Troca de Olhares


As Meninas - Velasquez

De fato estou de frente para um quadro, um quadro um tanto quanto incógnito, mesmo com toda a sua fama, ainda não consigo compreendê-lo, é como se fizesse questão de se esconder através daquelas pessoas, espaço e luzes.

No centro da obra, bem na frente, uma pequena e loira garota é iluminada pela luz vinda da janela. Sua pele de tão alva quase é anulada pela luz. De corpo fino, magro e modelado pelo seu vestido de grande saia rodada. Porém, a menina não parece de fato estar lá.

Tem um olhar distante. Sua postura a coloca em posição hierárquica superior as duas garotas ao seu lado, menos atraentes, morenas e com vestidos rodados, mas visivelmente mais simples. Contudo não é possível afirmar se temos duas boas amigas ou apenas duas criadas. Nem mesmo se ambas estão falando algo com a menina do vestido amarelo, ou se estão apenas cochichando sobre ela.

Ela que parece não se preocupar com nada ao redor. Uma mão permanece, delicadamente em seu vestido, como na tentativa de se mostrar tranquila e disciplinada, enquanto a outra é tomada pela garota do seu lado direito.

O olhar. Um olhar infantil, curioso e inquieto. Seu corpo e postura podem até estarem prontos para uma pintura, contudo, seu olhar parece querer saber o que acontece do lado de fora daquele espaço. Quase faz todo o seu pequeno corpo inclinar para sua esquerda.
Pelo menos oito pessoas e um cachorro dividem o espaço com a menina dos cabelos dourados e olhos espertos, mas não parecem ser suficientes para sua distração, o lado de cá parece muito mais interessante. Será? Será que ela me vê?

O pintor costuma ser o mais admirado, apesar de não ter luz iluminando-o e estar mais no canto e atrás da pequena garota. Talvez por seu olhar vago, ou por ser ele o dono da obra. Um pintor com aparência mais de mosqueteiro do que qualquer outro artista já visto. Mas não consigo, sempre retorno a garota.

Não só ela me encara com constância como a garota do seu lado esquerdo também parece curiosa em descobrir o que sua amiga/senhora esta observando. O que tanto ela olha que impede de se comunicar com os de dentro?

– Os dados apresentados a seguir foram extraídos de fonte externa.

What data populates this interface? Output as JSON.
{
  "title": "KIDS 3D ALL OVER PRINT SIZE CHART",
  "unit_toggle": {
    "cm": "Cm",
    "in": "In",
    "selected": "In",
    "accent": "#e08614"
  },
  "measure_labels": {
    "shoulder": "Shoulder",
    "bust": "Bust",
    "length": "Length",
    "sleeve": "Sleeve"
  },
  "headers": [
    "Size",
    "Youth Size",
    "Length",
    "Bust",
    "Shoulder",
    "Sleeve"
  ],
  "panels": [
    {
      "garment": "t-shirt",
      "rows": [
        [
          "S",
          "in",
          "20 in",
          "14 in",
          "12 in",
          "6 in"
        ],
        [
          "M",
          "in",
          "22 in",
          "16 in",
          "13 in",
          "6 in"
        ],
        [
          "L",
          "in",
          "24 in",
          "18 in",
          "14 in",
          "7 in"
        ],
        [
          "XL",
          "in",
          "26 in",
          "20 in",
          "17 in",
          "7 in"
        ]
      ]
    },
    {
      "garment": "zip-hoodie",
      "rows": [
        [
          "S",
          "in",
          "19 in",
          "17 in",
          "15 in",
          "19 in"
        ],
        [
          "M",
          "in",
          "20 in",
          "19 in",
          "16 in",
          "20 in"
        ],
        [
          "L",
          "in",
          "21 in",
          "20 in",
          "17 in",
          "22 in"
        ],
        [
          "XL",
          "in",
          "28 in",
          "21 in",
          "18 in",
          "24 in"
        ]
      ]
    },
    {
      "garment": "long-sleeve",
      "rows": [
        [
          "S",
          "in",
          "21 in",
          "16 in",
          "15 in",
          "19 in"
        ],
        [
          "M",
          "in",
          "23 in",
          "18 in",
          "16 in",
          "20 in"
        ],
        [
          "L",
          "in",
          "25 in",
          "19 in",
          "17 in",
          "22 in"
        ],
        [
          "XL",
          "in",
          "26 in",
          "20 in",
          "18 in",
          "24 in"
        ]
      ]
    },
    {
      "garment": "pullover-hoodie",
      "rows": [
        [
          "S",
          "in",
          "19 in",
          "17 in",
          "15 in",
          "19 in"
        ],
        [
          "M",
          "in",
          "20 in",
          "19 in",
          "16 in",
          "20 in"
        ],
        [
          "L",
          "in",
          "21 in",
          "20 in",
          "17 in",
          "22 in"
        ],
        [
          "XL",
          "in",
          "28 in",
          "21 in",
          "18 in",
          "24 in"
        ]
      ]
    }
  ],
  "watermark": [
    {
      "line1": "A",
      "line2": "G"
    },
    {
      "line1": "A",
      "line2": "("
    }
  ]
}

Sinto, a qualquer momento ela largará tudo e sairá correndo, na tentativa de encontrar algo além dali. Paro de olhar, bate um medo, vai que trocamos de lado? Ou, será eu a observada?

1 Comentários

  1. Texto excelente! E a ideia é verdadeira, pois a aparente calmaria da arte torna-se uma tempestade em mentes inteligentes. Este é o "poder da arte".